String refactoring

Tue Apr 12 07:08:56 UTC 2005

Hi -

>   I was trying to make it so that the strings that are used for names,
> etc. in latin1 encodable strings use "String" (now known as
> ByteString).  I.e., it *should* be a not too terrible (each time I
> wrote this kind of things, the answer from you is usually simple "no"
> so I shouldn't do this, but) not to do any conversion for
> MultiStrings.

I'm not sure I understand what you mean here. It's fine that latin1 
encodable strings are ByteStrings but as your example shows we can have 
strings that mix both latin1 and non-latin1 characters and if 
MultiString is supposed to work for latin1 too (which I think we all 
agree on) then it ought to be possible to capitalize a MultiString, no?

Put differently, the reason why I am opposed to *not* capitalizing 
MultiStrings correctly is that besides cases such as we've seen here 
already (e.g., mix of latin1 and non-latin1) you would also take this 
ability away from many other languages not encoded in the latin1 range.

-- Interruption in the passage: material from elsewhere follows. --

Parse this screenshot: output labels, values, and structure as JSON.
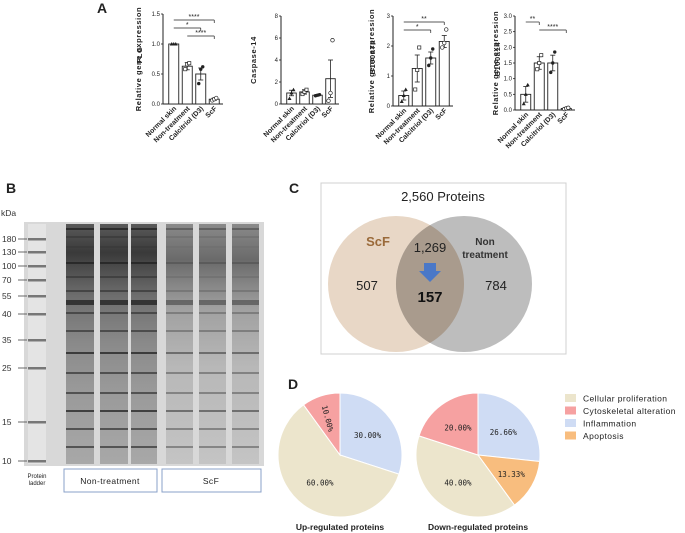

Which (for example) includes cyrillic. Now, why exactly would we deny a 
russian the ability to capitalize a string? ;-)

>>This is a really hard problem... I dislike option 1 because it's so 
>>fundamentally flawed, and I dislike option 2 because it's so hard to 
>>implement. Sigh. I just wished you hadn't removed that code ...
> 
>   I might be lost, but which that code?

Oh, I'm just referring to the original String code. If this would have said:

capitalized
	self flag: #toBeImplemented.
	^super capitalized. "for now..."

we wouldn't have the inconsistency problem in the projects out there.

>   ... There is a different level question; at one time, my thought was
> (and still is) to make sure that Squeak 3.8 is capable loading
> projects from older images.  But honestly, there will be so many other
> "improvements" are coming so this will probably not be going to stand
> in the images after 3.9.  So the questions is how hard we should try
> to keep the compatibility.

Yes we will support those. I have pondered this question for quite a 
while and I think we can support old projects as long as necessary. Mind 
you - I just took apart the whole String hierarchy, renamed half of it, 
indeed changed the *meaning* of both String and Symbol and (besides the 
inconsistency problems) everything just works. I am committed to 
supporting projects for as long as we need.

>   Finally, again, my "when designing the future systems, avoiding the
> dependency on any sort of upper/lower case distinction/manipulation."
> part.  We discussed this about 18 months ago.  Just I'd like to see
> that the "future systems" are free from the character case
> distinctions in their languages.

I think I remember what you refer to and as far as it goes I will say 
that I agree that using upper/lower case for semantic distinctions (such 
as whether a character is allowed as the first character of a global 
name) is a not a good idea. That said, we (that is "we western guys") 
understand fairly little about eventual cultural constraints that other 
languages may make.

Cheers,
   - Andreas